Pada awalnya, Pandan memang menolak mengikuti kemauan Devi Bernadette. Namun, dengan berbagai tekanan dan iming-iming, akhirnya Pandan pasrah saja dan bahkan kemudian menikmatinya. Apalagi, Devi Bernadette berhasil mengubah penampilan Pandan menjadi seperti yang diangankan Pandan.

Sayangnya, di akhir kisah terjadi peristiwa yang tak disangka-sangka dan tak diharapkan Devi Bernadette. Peristiwa ini bisa dilihat sebagai metafora hilangnya nilai-nilai kemanusiaan akibat eksploitasi yang dilakukan sesama manusia dan juga sebagai gambaran atas merosotnya derajat manusia dari makhluk mulia menjadi semacam barang atau benda, akibat terjebak dalam simulakra.

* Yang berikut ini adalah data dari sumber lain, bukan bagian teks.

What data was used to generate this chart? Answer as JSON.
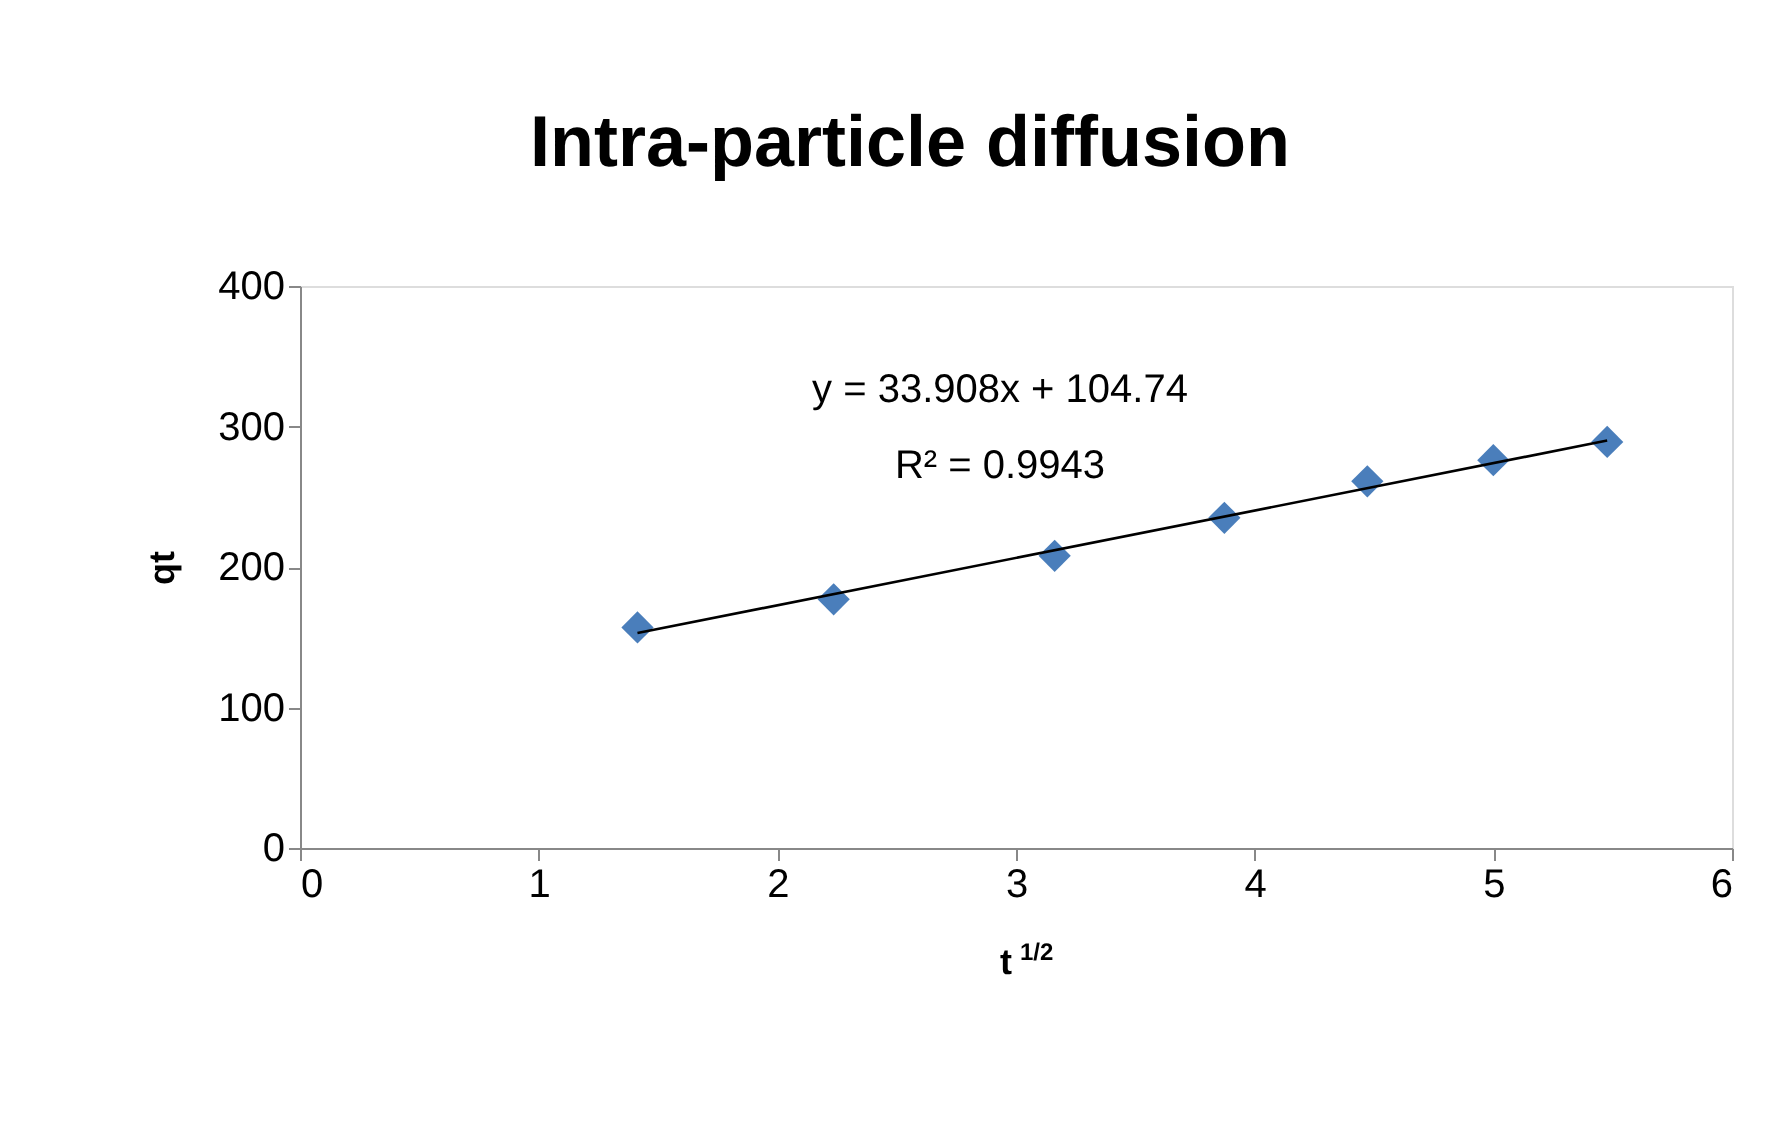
{
  "chart_data": {
    "type": "scatter",
    "title": "Intra-particle diffusion",
    "xlabel": "t $^{1/2}$",
    "ylabel": "qt",
    "xlim": [
      0,
      6
    ],
    "xticks": [
      0,
      1,
      2,
      3,
      4,
      5,
      6
    ],
    "ylim": [
      0,
      400
    ],
    "yticks": [
      0,
      100,
      200,
      300,
      400
    ],
    "grid": false,
    "legend": false,
    "marker": "diamond",
    "annotations": [
      "y = 33.908x + 104.74",
      "R² = 0.9943"
    ],
    "series": [
      {
        "color": "#4a7ebb",
        "x": [
          1.414,
          2.236,
          3.162,
          3.873,
          4.472,
          5,
          5.477
        ],
        "values": [
          157,
          177,
          208,
          235,
          261,
          276,
          289
        ]
      },
      {
        "type": "line",
        "color": "#000000",
        "line_style": "solid",
        "marker": "none",
        "x": [
          1.414,
          5.477
        ],
        "values": [
          153,
          290
        ]
      }
    ]
  }
}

Foto : Ilustrasi/TeaterPohon
Dalam manisfetonya, Teater Pohon yang didirikan di Jakarta pada 1 Mei 2011 memang meniatkan diri sebagai kelompok teater yang akan menyuarakan penderitaan manusia, terutama dari kalangan miskin dan kaum tertindas, yang tak mampu bersuara. “Teater Pohon sejak awal mengirarkan diri untuk tidak terikat pada satu bentuk/gaya pemanggungan tertentu dalam pertunjukan-pertunjukan teaternya. Meski tetap memperhatikan pertimbangan artistik, yang paling penting dalam pertunjukan-pertunjukan Teater Pohon adalah menyuarakan penderitaan manusia, terutama dari kalangan miskin dan kaum tertindas, yang tak mampu bersuara, baik karena keterbatasan akses maupun karena dibungkam atau terbungkam oleh kekuatan dominan dalam berbagai aspek kehidupan,” demikian petikan manifesto Teater Pohon.